Palestinian sources said the Amy had destroyed four houses belonging to dead militants and taken over another four houses. They added that at dawn a helicopter spotted a number of militants near the Bilal Ben Rabah mosque and had fired a rocket, killing a militant from Hamas who was identified as Hani Qifeh. Shortly afterwards, the same helicopter fired again, killing two brothers and a third man, the sources said. Missiles also burned a library in the mosque.

Witnesses said that armoured bulldozers had brought down electric cables and telephone lines. "We are afraid," said Miriam Abu Jazzar, outside her daughter's home, apparently wrecked by a missile. "Every hour there is shooting."

The Army insisted that the operation was aimed at militants who, it says, smuggle weapons through tunnels from Egypt to Rafah. Yaalon said: "Rafah has become a gateway for terror through which rocket-propelled grenades and other weapons have passed. After we tried to persuade the Palestinian authorities to stop this activity, we were forced to prevent this ourselves. If they [the Palestinians] want to prevent house demolitions, they must stop the arms smuggling."

President George W. Bush called the Gaza bloodshed "troubling" but told the powerful pro-Israel lobby group Aipac that Israel "has every right to defend itself from terror". A White House spokesman said it was in touch with the Israelis about the humanitarian impact of their incursion but had been assured the goal was to stymie smuggling, not to destroy homes.

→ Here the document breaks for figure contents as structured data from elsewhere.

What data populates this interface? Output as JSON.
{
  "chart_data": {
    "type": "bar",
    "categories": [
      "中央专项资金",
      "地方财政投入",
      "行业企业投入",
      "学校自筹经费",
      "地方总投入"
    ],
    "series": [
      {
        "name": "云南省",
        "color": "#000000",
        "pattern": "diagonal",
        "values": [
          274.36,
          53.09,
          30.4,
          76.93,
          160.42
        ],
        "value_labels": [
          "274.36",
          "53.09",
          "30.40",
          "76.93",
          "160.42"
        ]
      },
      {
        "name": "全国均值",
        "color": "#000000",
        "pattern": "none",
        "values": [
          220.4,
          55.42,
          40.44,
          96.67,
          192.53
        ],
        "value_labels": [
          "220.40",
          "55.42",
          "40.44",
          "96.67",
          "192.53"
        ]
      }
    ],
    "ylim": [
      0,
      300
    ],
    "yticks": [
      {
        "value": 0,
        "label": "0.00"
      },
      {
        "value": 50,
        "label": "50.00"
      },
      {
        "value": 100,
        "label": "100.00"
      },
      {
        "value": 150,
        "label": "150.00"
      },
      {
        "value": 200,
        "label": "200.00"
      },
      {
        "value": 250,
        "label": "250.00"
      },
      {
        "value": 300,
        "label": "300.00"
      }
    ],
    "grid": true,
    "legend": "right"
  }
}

Despite earlier suggestions that the Army intended to demolish more homes - after at least 88 were destroyed in the camp last week in the wake of an attack on an Israeli troop carrier that killed five soldiers - it denied that the operation was a prelude to a massive widening of the Philadelphi patrol road between Gaza and the Egyptian border. While the present status of that plan is still unclear, such widening would require a demolition on the scale that had been envisaged by Yaalon last week.

The greatest burden of house destruction has fallen on Gaza, with more than 2200 demolitions in the past three-and-a-half years, and Rafah the worst afflicted area. The Amnesty report suggests that a high proportion of demolitions is purely punitive and that such "collective punishment", including destruction of homes of families of suicide bombers, is against international law.

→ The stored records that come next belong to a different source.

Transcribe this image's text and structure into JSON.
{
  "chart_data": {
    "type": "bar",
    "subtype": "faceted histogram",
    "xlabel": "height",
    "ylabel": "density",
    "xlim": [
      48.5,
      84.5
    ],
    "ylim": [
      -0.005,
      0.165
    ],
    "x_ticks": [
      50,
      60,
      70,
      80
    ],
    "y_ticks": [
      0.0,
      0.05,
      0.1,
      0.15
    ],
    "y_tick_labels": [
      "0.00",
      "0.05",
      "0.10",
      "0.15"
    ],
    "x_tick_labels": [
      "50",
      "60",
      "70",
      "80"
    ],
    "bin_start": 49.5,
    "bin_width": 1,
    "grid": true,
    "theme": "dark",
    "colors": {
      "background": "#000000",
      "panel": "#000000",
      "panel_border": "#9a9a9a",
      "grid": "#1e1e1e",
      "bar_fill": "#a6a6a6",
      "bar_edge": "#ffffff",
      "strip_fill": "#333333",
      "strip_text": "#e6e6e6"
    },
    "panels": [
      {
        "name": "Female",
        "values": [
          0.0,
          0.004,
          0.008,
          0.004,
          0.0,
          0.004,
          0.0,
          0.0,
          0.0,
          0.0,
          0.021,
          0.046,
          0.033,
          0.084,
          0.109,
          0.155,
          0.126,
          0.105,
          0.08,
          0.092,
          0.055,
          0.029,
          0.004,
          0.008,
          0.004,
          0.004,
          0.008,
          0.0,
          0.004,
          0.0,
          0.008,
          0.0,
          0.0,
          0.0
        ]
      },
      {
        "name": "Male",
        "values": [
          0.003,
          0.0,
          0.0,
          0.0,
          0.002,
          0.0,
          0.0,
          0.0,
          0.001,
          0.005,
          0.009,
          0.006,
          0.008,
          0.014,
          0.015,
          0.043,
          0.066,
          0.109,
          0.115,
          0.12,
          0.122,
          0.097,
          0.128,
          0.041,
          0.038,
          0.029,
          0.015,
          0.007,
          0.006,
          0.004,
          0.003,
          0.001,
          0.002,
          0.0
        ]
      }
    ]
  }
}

Amnesty challenges the military justification for the destruction, much of which it says is "inextricably linked" to its policy of land appropriation, not least for "establishing Israeli settlements in violation of international law". The report also points out that Article 147 of the Fourth Geneva Convention states that "extensive destruction and appropriation of property not justified by military necessity and carried out unlawfully" is a "grave breach and hence a war crime".

Donatella Rovera, a co-author of the report, said that "in the vast majority of cases" the demolitions represented "wanton destruction".

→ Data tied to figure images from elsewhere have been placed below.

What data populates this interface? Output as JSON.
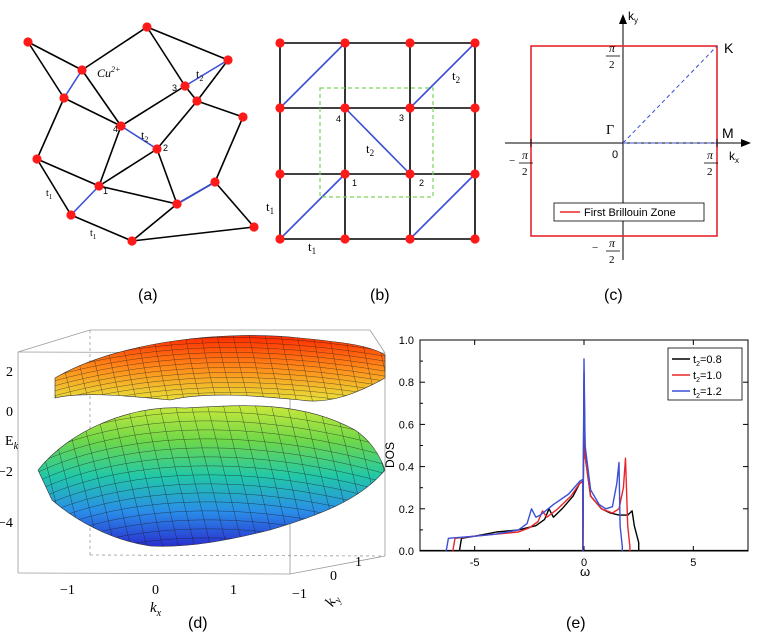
{
  "captions": {
    "a": "(a)",
    "b": "(b)",
    "c": "(c)",
    "d": "(d)",
    "e": "(e)"
  },
  "panel_a": {
    "ion_label": "Cu",
    "ion_charge": "2+",
    "site_labels": [
      "1",
      "2",
      "3",
      "4"
    ],
    "hop_t1": "t",
    "hop_t1_sub": "1",
    "hop_t2": "t",
    "hop_t2_sub": "2"
  },
  "panel_b": {
    "site_labels": [
      "1",
      "2",
      "3",
      "4"
    ],
    "hop_t1": "t",
    "hop_t1_sub": "1",
    "hop_t2": "t",
    "hop_t2_sub": "2"
  },
  "panel_c": {
    "ky_label": "k",
    "ky_sub": "y",
    "kx_label": "k",
    "kx_sub": "x",
    "pi": "π",
    "two": "2",
    "minus": "−",
    "zero": "0",
    "gamma": "Γ",
    "M": "M",
    "K": "K",
    "legend": "First Brillouin Zone",
    "colors": {
      "zone": "#e8262b",
      "path": "#3a4fd6"
    }
  },
  "panel_d": {
    "ylabel": "E",
    "ylabel_sub": "k",
    "xlabel": "k",
    "xlabel_sub": "x",
    "ky_label": "k",
    "ky_sub": "y",
    "z_ticks": [
      "2",
      "0",
      "−2",
      "−4"
    ],
    "kx_ticks": [
      "−1",
      "0",
      "1"
    ],
    "ky_ticks": [
      "−1",
      "0",
      "1"
    ]
  },
  "panel_e": {
    "ylabel": "DOS",
    "xlabel": "ω",
    "x_ticks": [
      "-5",
      "0",
      "5"
    ],
    "y_ticks": [
      "0.0",
      "0.2",
      "0.4",
      "0.6",
      "0.8",
      "1.0"
    ],
    "legend": [
      {
        "prefix": "t",
        "sub": "2",
        "suffix": "=0.8"
      },
      {
        "prefix": "t",
        "sub": "2",
        "suffix": "=1.0"
      },
      {
        "prefix": "t",
        "sub": "2",
        "suffix": "=1.2"
      }
    ]
  },
  "chart_data": {
    "type": "line",
    "xlabel": "ω",
    "ylabel": "DOS",
    "xlim": [
      -7.5,
      7.5
    ],
    "ylim": [
      0,
      1.0
    ],
    "grid": false,
    "legend_position": "top-right",
    "series": [
      {
        "name": "t2=0.8",
        "color": "#000000",
        "x": [
          -5.7,
          -5.6,
          -5.0,
          -4.0,
          -3.0,
          -2.2,
          -1.8,
          -1.6,
          -1.4,
          -1.0,
          -0.5,
          -0.2,
          -0.05,
          -0.05,
          0.0,
          0.05,
          0.3,
          0.8,
          1.2,
          1.6,
          2.0,
          2.2,
          2.3,
          2.5,
          2.5
        ],
        "y": [
          0.0,
          0.06,
          0.07,
          0.09,
          0.1,
          0.12,
          0.15,
          0.2,
          0.16,
          0.2,
          0.26,
          0.32,
          0.33,
          0.0,
          0.8,
          0.45,
          0.26,
          0.2,
          0.18,
          0.17,
          0.17,
          0.19,
          0.12,
          0.04,
          0.0
        ]
      },
      {
        "name": "t2=1.0",
        "color": "#e8262b",
        "x": [
          -6.0,
          -5.9,
          -5.0,
          -4.0,
          -3.0,
          -2.5,
          -2.1,
          -1.9,
          -1.7,
          -1.2,
          -0.6,
          -0.2,
          -0.05,
          -0.05,
          0.0,
          0.05,
          0.3,
          0.8,
          1.3,
          1.6,
          1.8,
          1.9,
          2.0,
          2.1,
          2.1
        ],
        "y": [
          0.0,
          0.06,
          0.07,
          0.08,
          0.09,
          0.11,
          0.14,
          0.19,
          0.16,
          0.2,
          0.26,
          0.32,
          0.33,
          0.0,
          0.85,
          0.45,
          0.26,
          0.2,
          0.18,
          0.2,
          0.3,
          0.44,
          0.12,
          0.02,
          0.0
        ]
      },
      {
        "name": "t2=1.2",
        "color": "#3a4fd6",
        "x": [
          -6.3,
          -6.2,
          -5.0,
          -4.0,
          -3.0,
          -2.6,
          -2.4,
          -2.2,
          -2.0,
          -1.4,
          -0.7,
          -0.2,
          -0.05,
          -0.05,
          0.0,
          0.05,
          0.3,
          0.7,
          1.0,
          1.3,
          1.5,
          1.6,
          1.65,
          1.75,
          1.75
        ],
        "y": [
          0.0,
          0.06,
          0.07,
          0.08,
          0.1,
          0.13,
          0.2,
          0.16,
          0.17,
          0.22,
          0.27,
          0.33,
          0.34,
          0.0,
          0.91,
          0.5,
          0.29,
          0.22,
          0.2,
          0.21,
          0.32,
          0.42,
          0.12,
          0.02,
          0.0
        ]
      }
    ]
  }
}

She added: "It's unnecessary, disproportionate, unjustified and deliberate."

Reacting to the report, the Israeli Foreign Ministry said Palestinian militants used houses in civilian neighbourhoods to attack Israeli forces, and that made the structures "legitimate military targets" under international law.

Although most of the criticism is reserved for Israel, the report says the Palestinian Authority should take "all possible measures" to prevent attacks by militants against Israeli civilians - and to ensure that such groups do not initiate "armed confrontations from residential civilian areas".

The Foreign Ministry said - in reference to demolitions in Rafah - that houses were used to cover entrances to weapons-smuggling tunnels. "The demolition of these structures is often the only way to combat this threat."

The core of Amnesty's argument is that while some destructions may be militarily necessary within the meaning of international law many are not and that Israel's use of the military defence is "extremely broad".